A first for Lagois – and Ottawa

What’s a Net-Zero-ready renovation?

The team at Lagois Design-Build-Renovate can tell you firsthand because they’re celebrating their achievement of the very first Net-Zero Ready renovation in the city of Ottawa. 

It’s something that sets the company apart as a true leader in environmental renovation.

Net-Zero-ready renovations are built to the same standards as Net-Zero homes except that the renewable energy system (i.e., solar panels) has not yet been installed. A Net Zero home produces as much clean energy as it consumes with superb insulation, windows and airtightness.

“We’re concerned about the environment,” said Betty, one of the homeowners of the newly renovated Net-Zero-ready home. “We want to do our part to help preserve it and protect it.”

Her husband, Bruce, agreed. “We’ve always been energy conscious,” he said. “My background as a scientist leads me to have a particular view of and respect for the planet.” 

It was a challenging project. One of the first steps, explained Tom Felts, Lagois Site Supervisor, was to spray-foam all the exterior walls in preparation for air sealing and insulation upgrading. The Lagois crew used AeroBarrier, a sealant that covers any of the smallest cracks or holes throughout a house. It resulted in a 66 per cent reduction in air loss. The continuous seal around the whole house meant a decrease in the number of air changes per hour.

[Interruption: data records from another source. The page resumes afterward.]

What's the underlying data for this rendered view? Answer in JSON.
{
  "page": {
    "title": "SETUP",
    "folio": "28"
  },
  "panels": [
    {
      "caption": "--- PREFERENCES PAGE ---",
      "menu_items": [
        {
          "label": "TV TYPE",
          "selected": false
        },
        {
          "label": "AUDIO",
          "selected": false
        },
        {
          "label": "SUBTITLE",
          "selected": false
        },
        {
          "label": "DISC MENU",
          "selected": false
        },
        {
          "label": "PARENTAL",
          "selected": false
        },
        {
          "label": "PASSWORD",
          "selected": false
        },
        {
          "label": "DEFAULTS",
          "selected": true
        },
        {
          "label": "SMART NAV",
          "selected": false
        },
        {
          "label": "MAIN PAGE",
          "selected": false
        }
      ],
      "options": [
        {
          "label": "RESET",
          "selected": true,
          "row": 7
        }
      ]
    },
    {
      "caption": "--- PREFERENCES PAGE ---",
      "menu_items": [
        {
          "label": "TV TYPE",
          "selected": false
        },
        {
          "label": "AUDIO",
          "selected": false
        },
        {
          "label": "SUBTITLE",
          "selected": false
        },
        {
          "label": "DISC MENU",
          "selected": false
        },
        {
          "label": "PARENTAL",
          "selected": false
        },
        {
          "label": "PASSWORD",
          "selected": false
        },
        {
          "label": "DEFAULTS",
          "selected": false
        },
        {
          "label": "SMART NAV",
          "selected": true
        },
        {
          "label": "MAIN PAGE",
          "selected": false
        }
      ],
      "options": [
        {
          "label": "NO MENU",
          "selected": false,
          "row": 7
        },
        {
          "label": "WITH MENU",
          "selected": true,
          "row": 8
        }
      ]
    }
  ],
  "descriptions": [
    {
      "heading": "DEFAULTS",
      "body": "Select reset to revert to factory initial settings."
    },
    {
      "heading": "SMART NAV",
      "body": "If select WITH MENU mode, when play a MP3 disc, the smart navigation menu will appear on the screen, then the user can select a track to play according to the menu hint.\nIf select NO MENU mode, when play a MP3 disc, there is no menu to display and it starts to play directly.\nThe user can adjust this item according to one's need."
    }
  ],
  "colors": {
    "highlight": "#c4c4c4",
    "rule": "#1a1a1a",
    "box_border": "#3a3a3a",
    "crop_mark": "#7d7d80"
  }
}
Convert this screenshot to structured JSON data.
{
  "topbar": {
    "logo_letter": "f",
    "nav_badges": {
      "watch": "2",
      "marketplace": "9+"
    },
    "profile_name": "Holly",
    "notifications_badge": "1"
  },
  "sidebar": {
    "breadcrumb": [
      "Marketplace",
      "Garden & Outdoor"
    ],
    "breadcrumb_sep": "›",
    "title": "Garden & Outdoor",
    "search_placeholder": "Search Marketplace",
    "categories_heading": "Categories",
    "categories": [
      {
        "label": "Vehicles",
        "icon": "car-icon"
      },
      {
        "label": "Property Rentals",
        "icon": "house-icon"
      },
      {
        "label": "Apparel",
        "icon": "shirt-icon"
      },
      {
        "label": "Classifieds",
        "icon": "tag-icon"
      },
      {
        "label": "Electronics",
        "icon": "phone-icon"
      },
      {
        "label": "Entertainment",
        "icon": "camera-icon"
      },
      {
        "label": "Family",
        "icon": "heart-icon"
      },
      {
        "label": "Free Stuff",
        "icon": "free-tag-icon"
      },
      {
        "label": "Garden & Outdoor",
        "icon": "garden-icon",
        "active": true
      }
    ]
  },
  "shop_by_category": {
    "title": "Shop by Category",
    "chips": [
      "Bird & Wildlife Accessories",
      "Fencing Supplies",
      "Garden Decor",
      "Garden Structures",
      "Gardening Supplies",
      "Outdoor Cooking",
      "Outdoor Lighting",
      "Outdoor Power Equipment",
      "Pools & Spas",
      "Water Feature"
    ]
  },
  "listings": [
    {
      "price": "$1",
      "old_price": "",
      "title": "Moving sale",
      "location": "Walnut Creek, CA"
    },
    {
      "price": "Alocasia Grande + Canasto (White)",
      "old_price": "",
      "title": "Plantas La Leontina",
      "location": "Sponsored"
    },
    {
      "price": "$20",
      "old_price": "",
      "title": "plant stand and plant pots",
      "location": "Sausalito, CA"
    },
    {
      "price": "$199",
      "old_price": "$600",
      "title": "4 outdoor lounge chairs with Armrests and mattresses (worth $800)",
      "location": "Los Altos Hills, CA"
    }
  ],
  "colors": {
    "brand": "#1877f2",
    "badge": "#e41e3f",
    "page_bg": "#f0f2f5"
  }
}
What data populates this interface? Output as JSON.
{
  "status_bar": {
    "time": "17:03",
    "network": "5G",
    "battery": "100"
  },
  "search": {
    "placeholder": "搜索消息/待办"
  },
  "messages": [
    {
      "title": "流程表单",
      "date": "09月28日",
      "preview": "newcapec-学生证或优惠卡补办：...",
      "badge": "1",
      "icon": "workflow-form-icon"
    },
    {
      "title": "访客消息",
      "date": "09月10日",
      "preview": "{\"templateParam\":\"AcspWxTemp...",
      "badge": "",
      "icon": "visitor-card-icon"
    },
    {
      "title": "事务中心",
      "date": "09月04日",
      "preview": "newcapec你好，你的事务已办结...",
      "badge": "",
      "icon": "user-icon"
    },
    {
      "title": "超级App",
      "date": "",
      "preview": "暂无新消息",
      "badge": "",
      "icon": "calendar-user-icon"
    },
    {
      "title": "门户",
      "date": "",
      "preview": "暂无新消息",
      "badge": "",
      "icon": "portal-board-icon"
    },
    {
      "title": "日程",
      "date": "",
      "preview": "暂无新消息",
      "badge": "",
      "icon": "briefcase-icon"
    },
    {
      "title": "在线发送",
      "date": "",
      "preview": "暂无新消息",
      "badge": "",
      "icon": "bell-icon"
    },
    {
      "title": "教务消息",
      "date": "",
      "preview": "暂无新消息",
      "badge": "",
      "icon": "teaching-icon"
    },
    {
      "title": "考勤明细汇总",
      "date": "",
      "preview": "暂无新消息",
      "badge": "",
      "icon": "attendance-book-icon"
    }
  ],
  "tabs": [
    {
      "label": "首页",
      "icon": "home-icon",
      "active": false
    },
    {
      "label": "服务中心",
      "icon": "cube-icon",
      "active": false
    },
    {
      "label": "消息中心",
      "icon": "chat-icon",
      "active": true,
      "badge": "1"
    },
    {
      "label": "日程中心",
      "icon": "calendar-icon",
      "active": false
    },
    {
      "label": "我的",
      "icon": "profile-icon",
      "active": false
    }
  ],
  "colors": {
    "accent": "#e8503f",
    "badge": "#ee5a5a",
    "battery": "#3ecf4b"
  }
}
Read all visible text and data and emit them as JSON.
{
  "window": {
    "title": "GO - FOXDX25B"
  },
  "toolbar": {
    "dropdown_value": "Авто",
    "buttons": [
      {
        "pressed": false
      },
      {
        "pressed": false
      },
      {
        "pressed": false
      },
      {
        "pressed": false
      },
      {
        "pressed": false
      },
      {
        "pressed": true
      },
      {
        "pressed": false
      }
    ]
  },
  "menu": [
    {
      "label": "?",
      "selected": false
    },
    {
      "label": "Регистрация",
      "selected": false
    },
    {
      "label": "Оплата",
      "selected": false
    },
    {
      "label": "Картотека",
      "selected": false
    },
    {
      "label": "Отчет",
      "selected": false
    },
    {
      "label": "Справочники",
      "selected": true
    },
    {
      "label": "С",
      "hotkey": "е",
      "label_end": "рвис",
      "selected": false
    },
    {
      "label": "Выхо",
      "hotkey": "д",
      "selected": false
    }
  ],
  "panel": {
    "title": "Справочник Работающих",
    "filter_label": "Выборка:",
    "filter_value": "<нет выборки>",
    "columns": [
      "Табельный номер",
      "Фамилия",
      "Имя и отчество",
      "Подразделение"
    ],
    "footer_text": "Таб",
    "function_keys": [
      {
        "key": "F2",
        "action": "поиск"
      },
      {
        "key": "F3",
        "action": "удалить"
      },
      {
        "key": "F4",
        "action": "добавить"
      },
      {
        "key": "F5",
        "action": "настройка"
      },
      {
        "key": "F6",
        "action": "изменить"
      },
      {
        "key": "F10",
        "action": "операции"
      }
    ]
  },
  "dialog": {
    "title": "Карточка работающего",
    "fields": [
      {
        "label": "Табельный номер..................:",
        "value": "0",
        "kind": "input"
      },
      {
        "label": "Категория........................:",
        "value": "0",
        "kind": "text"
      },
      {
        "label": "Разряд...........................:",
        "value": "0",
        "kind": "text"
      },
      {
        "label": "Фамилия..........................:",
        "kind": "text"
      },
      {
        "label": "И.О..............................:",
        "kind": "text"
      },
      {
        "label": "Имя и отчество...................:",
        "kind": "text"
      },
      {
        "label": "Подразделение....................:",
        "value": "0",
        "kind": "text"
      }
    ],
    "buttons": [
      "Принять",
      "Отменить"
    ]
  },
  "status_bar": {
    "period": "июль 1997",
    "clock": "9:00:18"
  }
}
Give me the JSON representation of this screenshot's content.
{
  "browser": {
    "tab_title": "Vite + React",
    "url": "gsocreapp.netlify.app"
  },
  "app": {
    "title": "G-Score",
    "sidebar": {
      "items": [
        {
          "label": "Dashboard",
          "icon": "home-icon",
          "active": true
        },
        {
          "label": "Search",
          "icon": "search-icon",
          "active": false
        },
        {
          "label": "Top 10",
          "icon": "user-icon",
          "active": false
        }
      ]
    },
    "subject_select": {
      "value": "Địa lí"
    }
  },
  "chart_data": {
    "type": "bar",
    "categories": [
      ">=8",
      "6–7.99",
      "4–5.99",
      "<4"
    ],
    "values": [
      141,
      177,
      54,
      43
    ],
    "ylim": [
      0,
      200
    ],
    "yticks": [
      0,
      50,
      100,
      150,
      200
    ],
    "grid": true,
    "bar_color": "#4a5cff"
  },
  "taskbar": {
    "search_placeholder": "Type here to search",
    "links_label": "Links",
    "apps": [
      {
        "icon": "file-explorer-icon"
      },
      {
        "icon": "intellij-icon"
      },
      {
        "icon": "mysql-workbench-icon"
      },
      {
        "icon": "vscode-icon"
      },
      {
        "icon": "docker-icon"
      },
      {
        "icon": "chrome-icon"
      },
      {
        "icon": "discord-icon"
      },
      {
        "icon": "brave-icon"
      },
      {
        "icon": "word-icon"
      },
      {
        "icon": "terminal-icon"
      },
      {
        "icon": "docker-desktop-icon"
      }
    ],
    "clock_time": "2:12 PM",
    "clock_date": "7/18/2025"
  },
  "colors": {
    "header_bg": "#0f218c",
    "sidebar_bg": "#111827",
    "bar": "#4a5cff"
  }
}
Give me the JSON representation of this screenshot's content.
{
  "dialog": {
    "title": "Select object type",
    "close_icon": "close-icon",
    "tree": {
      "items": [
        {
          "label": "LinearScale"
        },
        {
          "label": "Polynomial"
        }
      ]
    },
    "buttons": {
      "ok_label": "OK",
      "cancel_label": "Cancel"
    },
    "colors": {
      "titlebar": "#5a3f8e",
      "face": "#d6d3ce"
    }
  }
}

They also used an Energy Recovery Ventilator (ERV) that is designed to be connected into the HVAC system in a house. The ERV pulls fresh, clean air into the home and takes out stale or unclean air.

They installed an electric air-source heat pump that replaced both the furnace and air conditioner. It extracts heat energy from the outside air in winter to heat the home and extracts it in summer to cool it. It is much more energy efficient.

Tom Felts said the upstairs of the home was the biggest challenge for air sealing. “The poly vapour barrier on the ceiling was tricky,” he said. “We worked tirelessly to button up every little gap and crack to get the air changes per hour down.” 

But they did it. The house is ready. Following a year of monitoring its energy consumption and home performance to assess its needs, this home, built in the 1950s with inefficient energy systems, will become fully Net-Zero.